Harry Wayne Casey of KC and the Sunshine Band performs during the first of two shows at Hoosier Park Racing & Casino in Anderson, Ind., in 2012.

It’s been more than 40 years since KC and the Sunshine Band gifted the world with such disco staples as “Shake Your Booty” and “Get Down Tonight” and had people around the world dancing The Hustle and Electric Slide.

Yet, if one asks front man Harry Wayne Casey how disco influenced what people hear on mainstream radio today, he insists the genre never really went away.

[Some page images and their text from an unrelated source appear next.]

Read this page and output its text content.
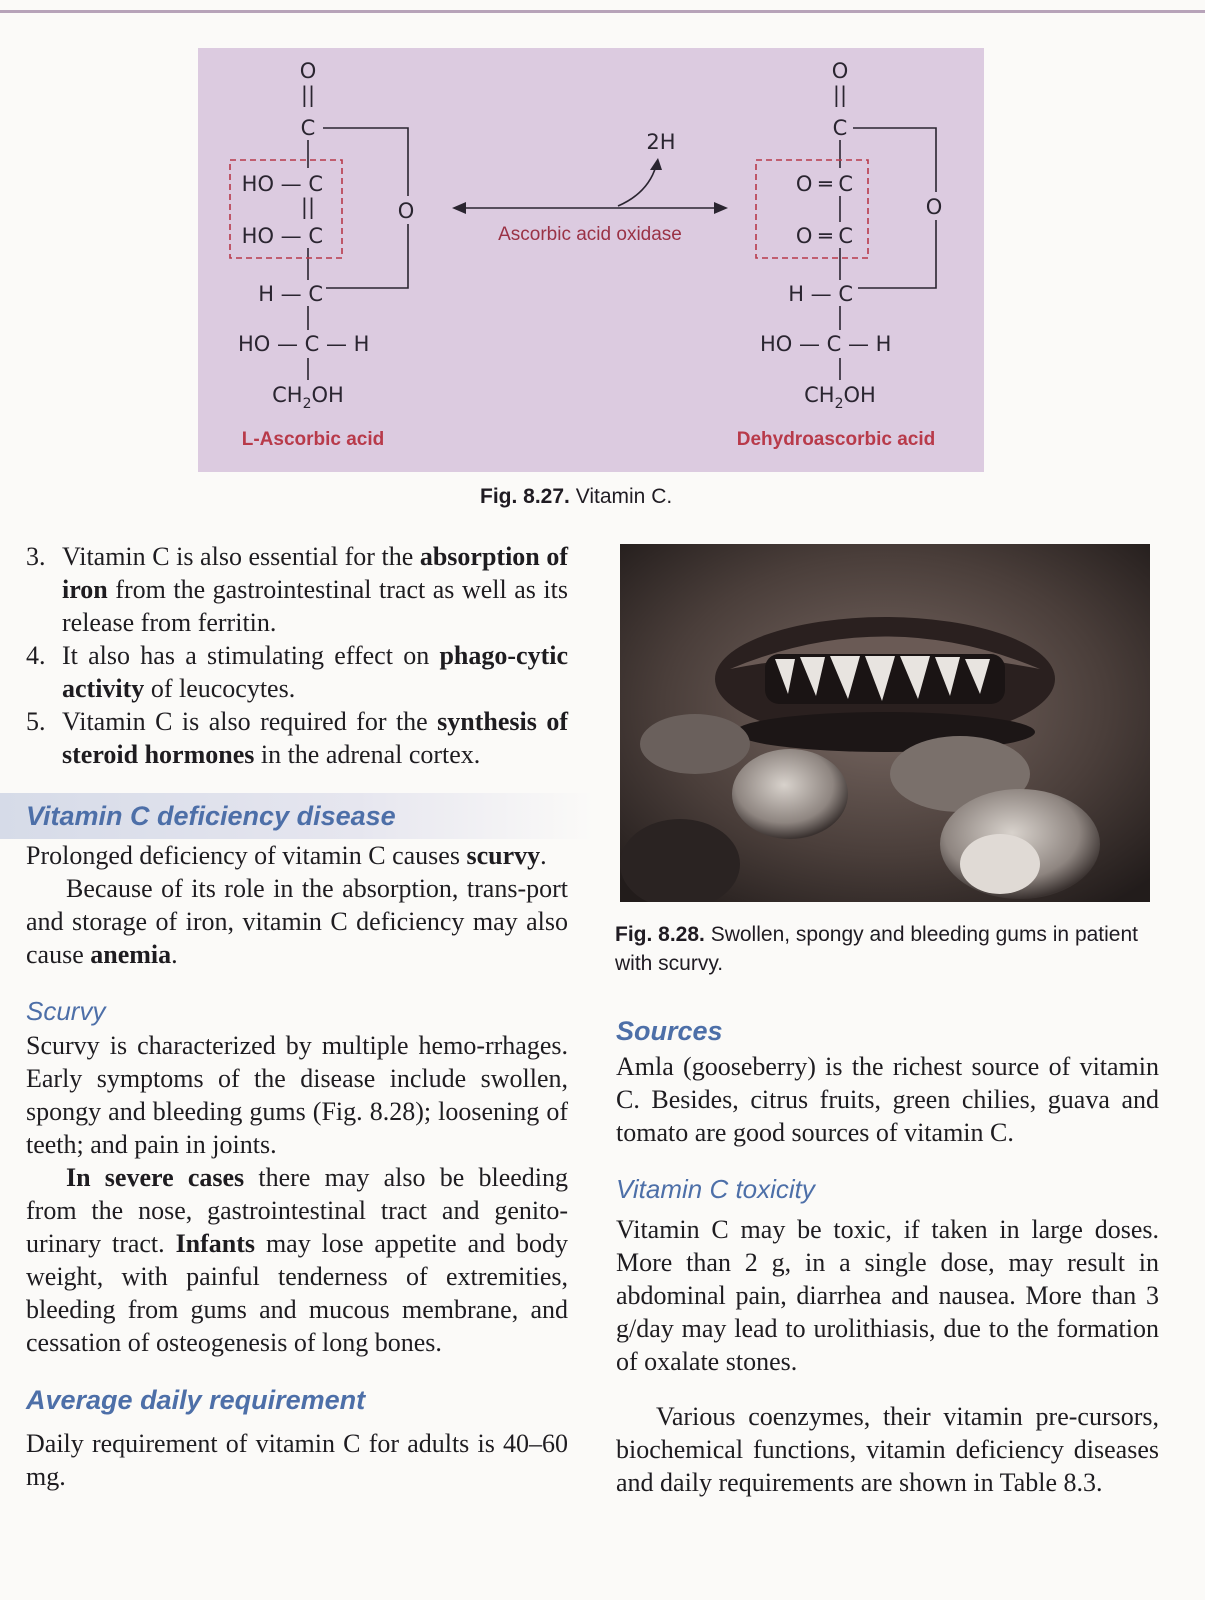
O
||
C
HO — C
||
HO — C
H — C
HO — C — H
$CH_2OH$
O
L-Ascorbic acid
2H
Ascorbic acid oxidase
O
||
C
O ═ C
O ═ C
H — C
HO — C — H
$CH_2OH$
O
Dehydroascorbic acid
Fig. 8.27. Vitamin C.
3. Vitamin C is also essential for the absorption of iron from the gastrointestinal tract as well as its release from ferritin.
4. It also has a stimulating effect on phago-cytic activity of leucocytes.
5. Vitamin C is also required for the synthesis of steroid hormones in the adrenal cortex.
Vitamin C deficiency disease

Prolonged deficiency of vitamin C causes scurvy.

Because of its role in the absorption, trans-port and storage of iron, vitamin C deficiency may also cause anemia.

Scurvy

Scurvy is characterized by multiple hemo-rrhages. Early symptoms of the disease include swollen, spongy and bleeding gums (Fig. 8.28); loosening of teeth; and pain in joints.

In severe cases there may also be bleeding from the nose, gastrointestinal tract and genito-urinary tract. Infants may lose appetite and body weight, with painful tenderness of extremities, bleeding from gums and mucous membrane, and cessation of osteogenesis of long bones.

Average daily requirement

Daily requirement of vitamin C for adults is 40–60 mg.

Fig. 8.28. Swollen, spongy and bleeding gums in patient with scurvy.
Sources

Amla (gooseberry) is the richest source of vitamin C. Besides, citrus fruits, green chilies, guava and tomato are good sources of vitamin C.

Vitamin C toxicity

Vitamin C may be toxic, if taken in large doses. More than 2 g, in a single dose, may result in abdominal pain, diarrhea and nausea. More than 3 g/day may lead to urolithiasis, due to the formation of oxalate stones.

Various coenzymes, their vitamin pre-cursors, biochemical functions, vitamin deficiency diseases and daily requirements are shown in Table 8.3.
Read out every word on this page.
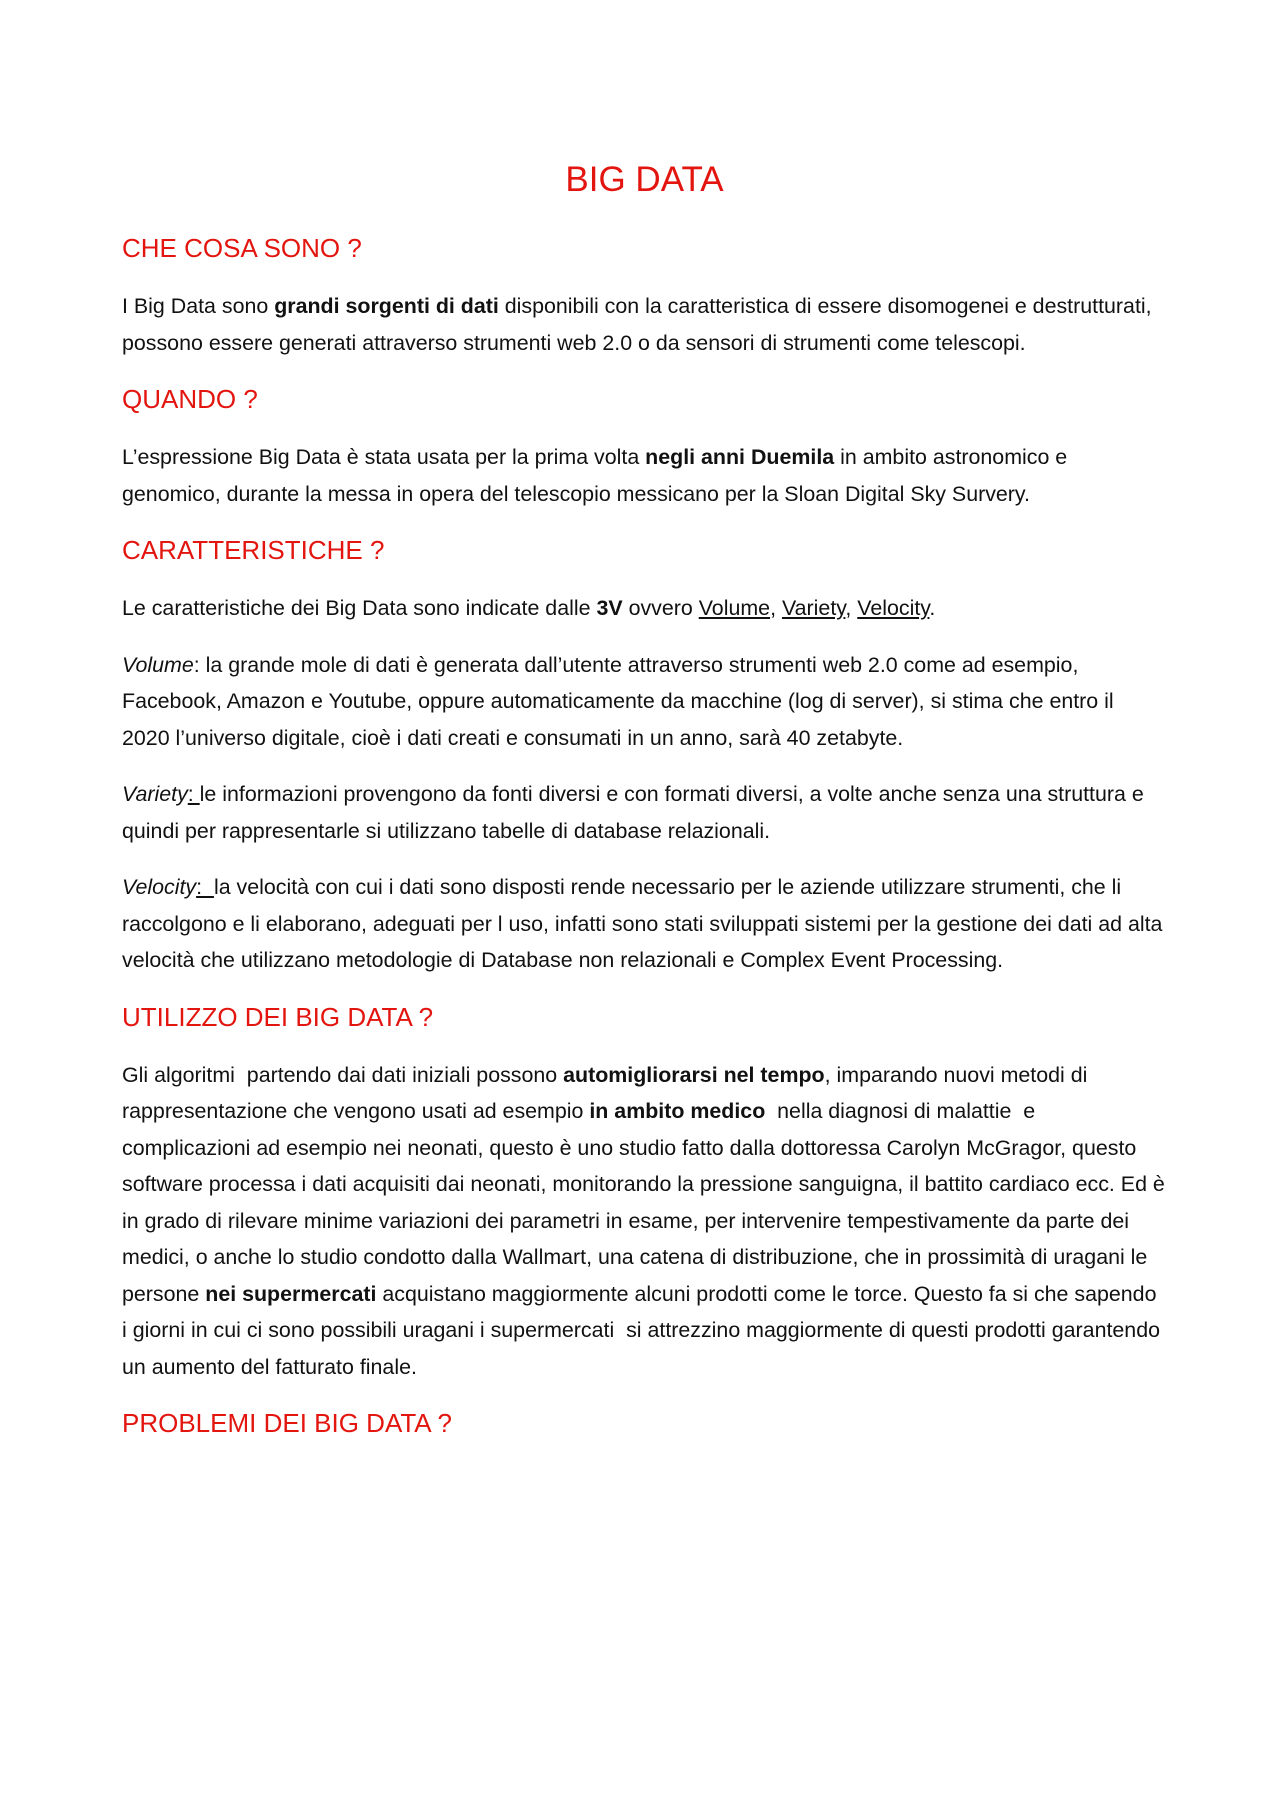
BIG DATA
CHE COSA SONO ?

I Big Data sono grandi sorgenti di dati disponibili con la caratteristica di essere disomogenei e destrutturati, possono essere generati attraverso strumenti web 2.0 o da sensori di strumenti come telescopi.

QUANDO ?

L’espressione Big Data è stata usata per la prima volta negli anni Duemila in ambito astronomico e genomico, durante la messa in opera del telescopio messicano per la Sloan Digital Sky Survery.

CARATTERISTICHE ?

Le caratteristiche dei Big Data sono indicate dalle 3V ovvero Volume, Variety, Velocity.

Volume: la grande mole di dati è generata dall’utente attraverso strumenti web 2.0 come ad esempio, Facebook, Amazon e Youtube, oppure automaticamente da macchine (log di server), si stima che entro il 2020 l’universo digitale, cioè i dati creati e consumati in un anno, sarà 40 zetabyte.

Variety: le informazioni provengono da fonti diversi e con formati diversi, a volte anche senza una struttura e quindi per rappresentarle si utilizzano tabelle di database relazionali.

Velocity:  la velocità con cui i dati sono disposti rende necessario per le aziende utilizzare strumenti, che li raccolgono e li elaborano, adeguati per l uso, infatti sono stati sviluppati sistemi per la gestione dei dati ad alta velocità che utilizzano metodologie di Database non relazionali e Complex Event Processing.

UTILIZZO DEI BIG DATA ?

Gli algoritmi  partendo dai dati iniziali possono automigliorarsi nel tempo, imparando nuovi metodi di rappresentazione che vengono usati ad esempio in ambito medico  nella diagnosi di malattie  e complicazioni ad esempio nei neonati, questo è uno studio fatto dalla dottoressa Carolyn McGragor, questo software processa i dati acquisiti dai neonati, monitorando la pressione sanguigna, il battito cardiaco ecc. Ed è in grado di rilevare minime variazioni dei parametri in esame, per intervenire tempestivamente da parte dei medici, o anche lo studio condotto dalla Wallmart, una catena di distribuzione, che in prossimità di uragani le persone nei supermercati acquistano maggiormente alcuni prodotti come le torce. Questo fa si che sapendo i giorni in cui ci sono possibili uragani i supermercati  si attrezzino maggiormente di questi prodotti garantendo un aumento del fatturato finale.

PROBLEMI DEI BIG DATA ?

“They say disco sucks or disco died, well, it never did,” Casey, 67, said. “I don’t think you can be more disco than Madonna, to be honest with you, yet she doesn’t get a disco title or any of the acts from the ‘80s because they changed the name and it became something else. I doubt if disco died, the term did, but terms always die. I don’t know why we keep labeling everything.”

IF YOU GO

What: KC and the Sunshine Band, Oliver Hazard

When: 6:15 p.m. Friday

Where: Promenade Park, 400 Water St., Toledo

Admission: $10; tickets can be purchased at www.ticketmaster.com, Huntington Center box office, or at the gate

KC and the Sunshine Band will perform Friday at Promenade Park in downtown Toledo. The concert is part of ProMedica’s Summer Concert Series and Toledo Jeep Fest.

Most known for its highly successful disco music during the ’70s, selling more than 100 million records and earning three Grammy awards, Casey said he’s always been influenced by Joe Cocker, Chicago, Aretha Franklin, Sam & Dave, even going as far as Led Zeppelin.

“If it was funky, I loved it. I guess you could call me a little funk monster,” he said with a laugh.

In 2015, the band released Feeling You! The ‘60s, its first album in more than 10 years. Casey decided to pay tribute to the decade that inspired him to become the musician he became during the ’70s. On the album, you’ll find covers of Bob Dylan’s “Blowin’ In The Wind,” Dionne Warwick’s “(There’s) Always Something There To Remind Me,” Joni Mitchell’s “Both Sides Now,” and Jackie DeShannon’s “Put A Little Love In Your Heart.”

Casey said Feeling You! The ‘60s is a collection of musical thoughts.

“It's a diary of my life, how I’ve felt personally, how I live my life, how I’ve thought of life, how I look at life in certain ways on a more emotional side than a party side,” he said. “Each one of the songs has a subliminal message and has a specific meaning to me.”

Still, Casey continues to keep his band’s disco legacy alive.

“I don’t think that far ahead; I really live for the moment,” he said. “I don’t ever remember going, ‘Wow, are these going to be good 40 years from now?’ That wasn’t part of the science or the idea of it all or how long are they going to last type of thing.”

“I’m thrilled and excited that they have stood the test of time and have stood the test of all the critics and everyone who demeaned them and put us down,” he said. “Still, to this day, I don’t think we get a lot of credit we probably deserve. It is what it is; that’s life.”